Miała ich, aż tysiąc! Na Boga!
Zastanawiałam się skąd, ich tylu wytrzasnęła, skoro sama nasza szkoła liczyła zaledwie, trochę ponad trzysta osób.
-I co? - Zapytałam ciekawa.
-Tak, jak myślałam. - Mruknęła. - Do nas do szkoły chodzi tylko trzech. Przy czym jeden odpada. Należy do klasy majątkowej Gawina.
Pokiwałam głową, ale zaraz zmarszczyłam brwi. Co ona gada? Przecież do naszej szkoły nie miał wstępnu, nikt z niższych sfer.
-Co? Skąd o tym wiesz?
Wyszczerzyła się.
-Nie zapominaj, że brat mojej mamy jest w tej budzie nauczycielem. - Rzuca, a potem wyjaśnia. - Nikt w szkole o tym nie wie, a nawet, jeśli wie, to milczy. Wiesz, ojciec chłopaka jest jakąś szychą, a on jest jego nieślubnym dzieckiem.
Przygryzłam wargę.
-Słabo.
-Przekichane. - Zgodziła się ze mną.
-No dobra, a co z pozostałą trójką?
-Jeden jest z poza szkoły, ale jest już zaręczony.
-Więc odpada. - Mruknęłam. - Zostało dwóch.
Pokiwała głową.
-Obaj są z naszej klasy majątkowej i hej! Jeden jest nawet rocznik wyżej! - Oczy dziewczyny zaświeciły się z zachwytu.
Westchnęłam.
Moją koleżankę, naprawdę było łatwo zadowolić. I zapewne sama nie miałaby nic przeciwko Conall'owi, gdyby okazał się starszy od nas i przystojny.
Tak, kocha starszych chłopaków. I szczerze mówiąc, kiedy patrzyłam na jej byłych, miała naprawdę dobry gust.
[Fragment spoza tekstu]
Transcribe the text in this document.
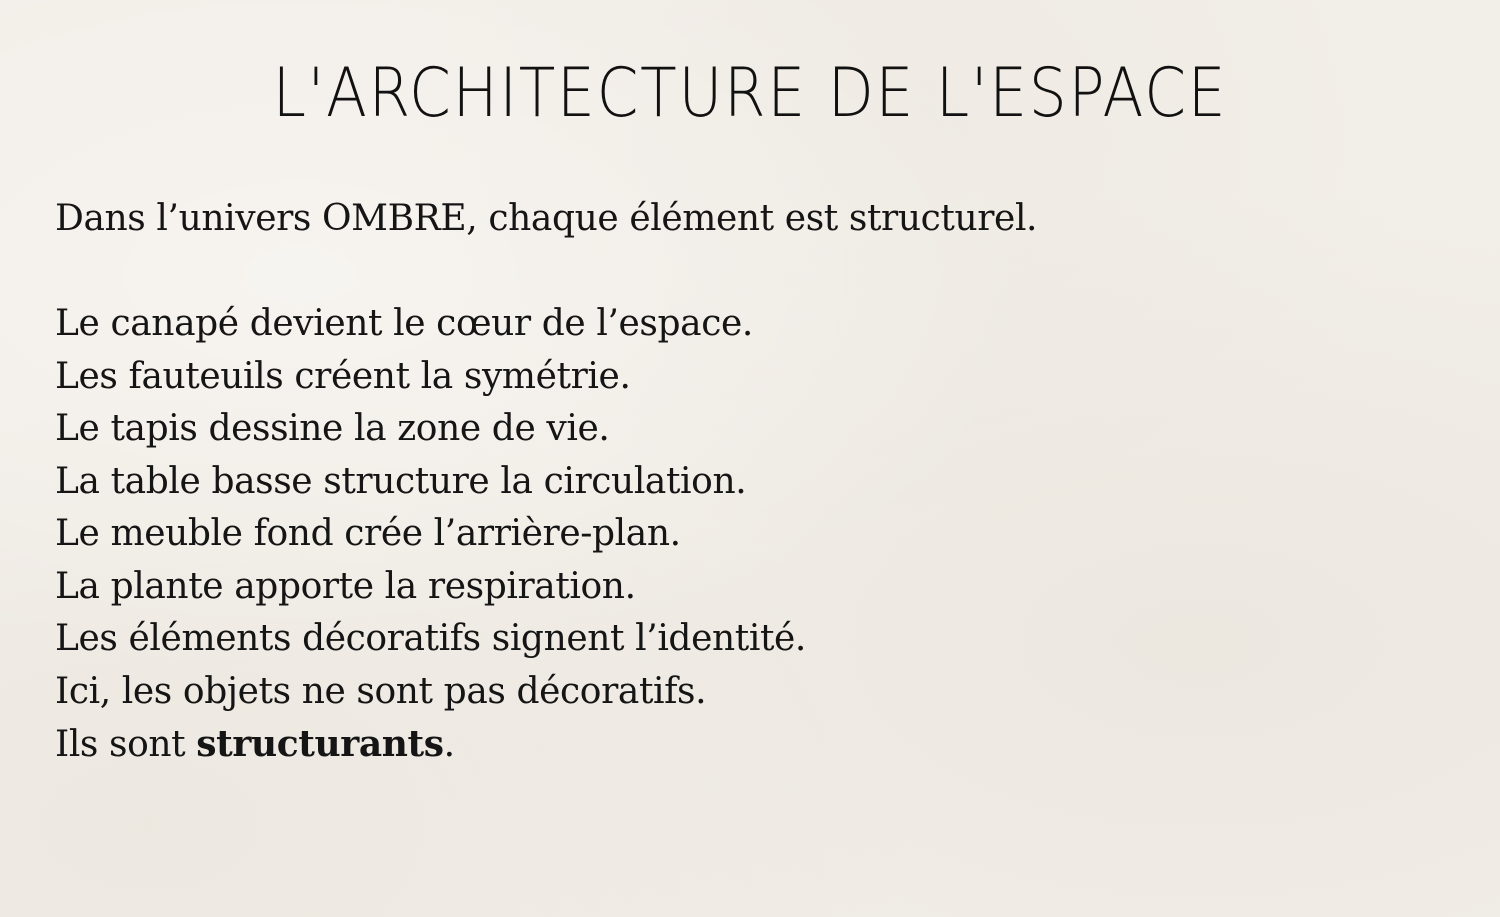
L'ARCHITECTURE DE L'ESPACE

Dans l’univers OMBRE, chaque élément est structurel.

Le canapé devient le cœur de l’espace.
Les fauteuils créent la symétrie.
Le tapis dessine la zone de vie.
La table basse structure la circulation.
Le meuble fond crée l’arrière-plan.
La plante apporte la respiration.
Les éléments décoratifs signent l’identité.
Ici, les objets ne sont pas décoratifs.
Ils sont structurants.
-Możesz mi powiedzieć coś o nich więcej? - Zapytałam, niemal ze strachem.
-No jasne! - Zawołała wesoło. - Więc Conall Black, to typowy bad boy. Rozbija samochody, podobno ostro imprezuje i ...
-Black, mówisz? - Przerwałam jej. - Chyba idealnie pasuje mu nazwisko do charakterku.
Zaśmiała się.
-Lepiej, żeby nie padło na niego. Uwierz mi Lana, nie pasowalibyście do siebie.
Zamyśliłam się.
-Nie, to raczej nie on. Matka mówiła, że jest dobrze wychowany.
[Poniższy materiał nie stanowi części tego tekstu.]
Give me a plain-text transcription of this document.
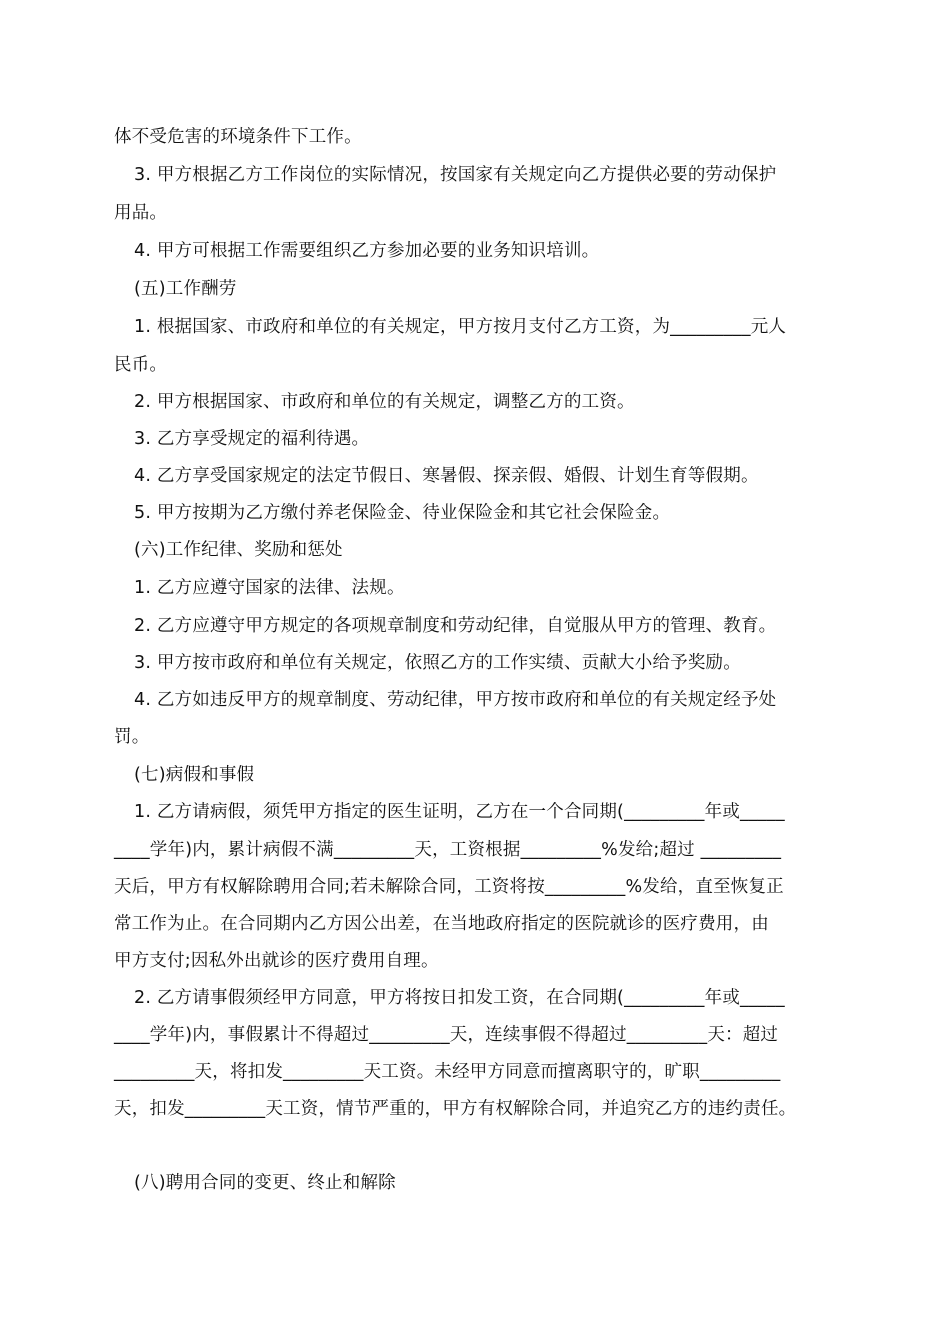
体不受危害的环境条件下工作。
3. 甲方根据乙方工作岗位的实际情况，按国家有关规定向乙方提供必要的劳动保护
用品。
4. 甲方可根据工作需要组织乙方参加必要的业务知识培训。
(五)工作酬劳
1. 根据国家、市政府和单位的有关规定，甲方按月支付乙方工资，为_________元人
民币。
2. 甲方根据国家、市政府和单位的有关规定，调整乙方的工资。
3. 乙方享受规定的福利待遇。
4. 乙方享受国家规定的法定节假日、寒暑假、探亲假、婚假、计划生育等假期。
5. 甲方按期为乙方缴付养老保险金、待业保险金和其它社会保险金。
(六)工作纪律、奖励和惩处
1. 乙方应遵守国家的法律、法规。
2. 乙方应遵守甲方规定的各项规章制度和劳动纪律，自觉服从甲方的管理、教育。
3. 甲方按市政府和单位有关规定，依照乙方的工作实绩、贡献大小给予奖励。
4. 乙方如违反甲方的规章制度、劳动纪律，甲方按市政府和单位的有关规定经予处
罚。
(七)病假和事假
1. 乙方请病假，须凭甲方指定的医生证明，乙方在一个合同期(_________年或_____
____学年)内，累计病假不满_________天，工资根据_________%发给;超过 _________
天后，甲方有权解除聘用合同;若未解除合同，工资将按_________%发给，直至恢复正
常工作为止。在合同期内乙方因公出差，在当地政府指定的医院就诊的医疗费用，由
甲方支付;因私外出就诊的医疗费用自理。
2. 乙方请事假须经甲方同意，甲方将按日扣发工资，在合同期(_________年或_____
____学年)内，事假累计不得超过_________天，连续事假不得超过_________天：超过
_________天，将扣发_________天工资。未经甲方同意而擅离职守的，旷职_________
天，扣发_________天工资，情节严重的，甲方有权解除合同，并追究乙方的违约责任。
(八)聘用合同的变更、终止和解除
-W takim razie musi, to być Conall Parkson. Dobrze się uczy i należy do koła szachowego. - Mówiąc, krzywi się, po czym pokazuje mi jego zdjęcie profilowe.
Mrugam.
Cholera jasna!
Chłopak był kompletnie nie w moim guście. Nosił ogromne okulary, przypominające zakrętki od słoików, a żeby było jeszcze zabawniej, nosił paskudne krawaty w prążki.
Moje życie dobiegło końca.
Zrezygnowana, opadłam na poduszki.
-Nie wyjdę za niego! Nie ma mowy!
Dziewczyna schowała telefon i również kładąc się na plecach, poklepała mnie pocieszająco po udzie.
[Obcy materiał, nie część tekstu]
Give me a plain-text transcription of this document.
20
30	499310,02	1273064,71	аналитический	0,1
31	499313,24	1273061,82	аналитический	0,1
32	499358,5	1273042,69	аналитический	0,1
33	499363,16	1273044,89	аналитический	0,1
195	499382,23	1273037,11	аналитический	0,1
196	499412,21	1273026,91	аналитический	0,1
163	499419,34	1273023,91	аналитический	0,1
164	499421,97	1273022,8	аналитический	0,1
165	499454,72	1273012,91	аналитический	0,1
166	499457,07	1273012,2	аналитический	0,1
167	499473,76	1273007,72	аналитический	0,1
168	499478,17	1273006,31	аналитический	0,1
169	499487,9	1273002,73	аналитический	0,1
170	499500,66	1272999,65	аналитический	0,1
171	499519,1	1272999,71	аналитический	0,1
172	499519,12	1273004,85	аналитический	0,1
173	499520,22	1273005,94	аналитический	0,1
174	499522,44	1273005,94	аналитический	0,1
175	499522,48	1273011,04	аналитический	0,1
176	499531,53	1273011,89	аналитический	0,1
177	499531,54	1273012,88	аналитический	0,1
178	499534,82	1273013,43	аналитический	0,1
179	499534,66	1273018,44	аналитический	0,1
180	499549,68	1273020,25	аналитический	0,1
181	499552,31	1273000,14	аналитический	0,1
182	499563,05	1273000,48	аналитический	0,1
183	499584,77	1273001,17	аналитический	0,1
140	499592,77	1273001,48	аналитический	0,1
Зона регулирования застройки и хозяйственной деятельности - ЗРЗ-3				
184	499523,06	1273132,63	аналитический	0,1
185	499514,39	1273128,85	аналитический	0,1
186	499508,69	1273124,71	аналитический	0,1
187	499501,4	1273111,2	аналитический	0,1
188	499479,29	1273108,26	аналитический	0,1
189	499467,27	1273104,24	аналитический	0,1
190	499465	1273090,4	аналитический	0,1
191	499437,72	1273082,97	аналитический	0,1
-Spokojnie. Z tego, co wiem ma dziewczynę. Może powinnaś po prostu z nim porozmawiać?
-Dziewczynę? - Docierają do mnie jej słowa, i aż muszę wstać. Zrywam się z łóżka na równe nogi.
-Cam! Ty masz rację! - Krzyknęłam, wyrzucając w górę ręce. - Powiem mu, co myślę o tym całym ślubie! Skoro ma dziewczynę, może sądzi, to samo, co ja?
Pokiwała głową, załapując do czego zmierzam.
-Może uda się wam obojgu przekonać rodziców, że ślub to zły pomysł?
-Tak!
Uśmiechnęła się.
-No cóż, warto spróbować. W innym wypadku, wyjdziesz za niego, a Gawin zostanie twoim kochankiem.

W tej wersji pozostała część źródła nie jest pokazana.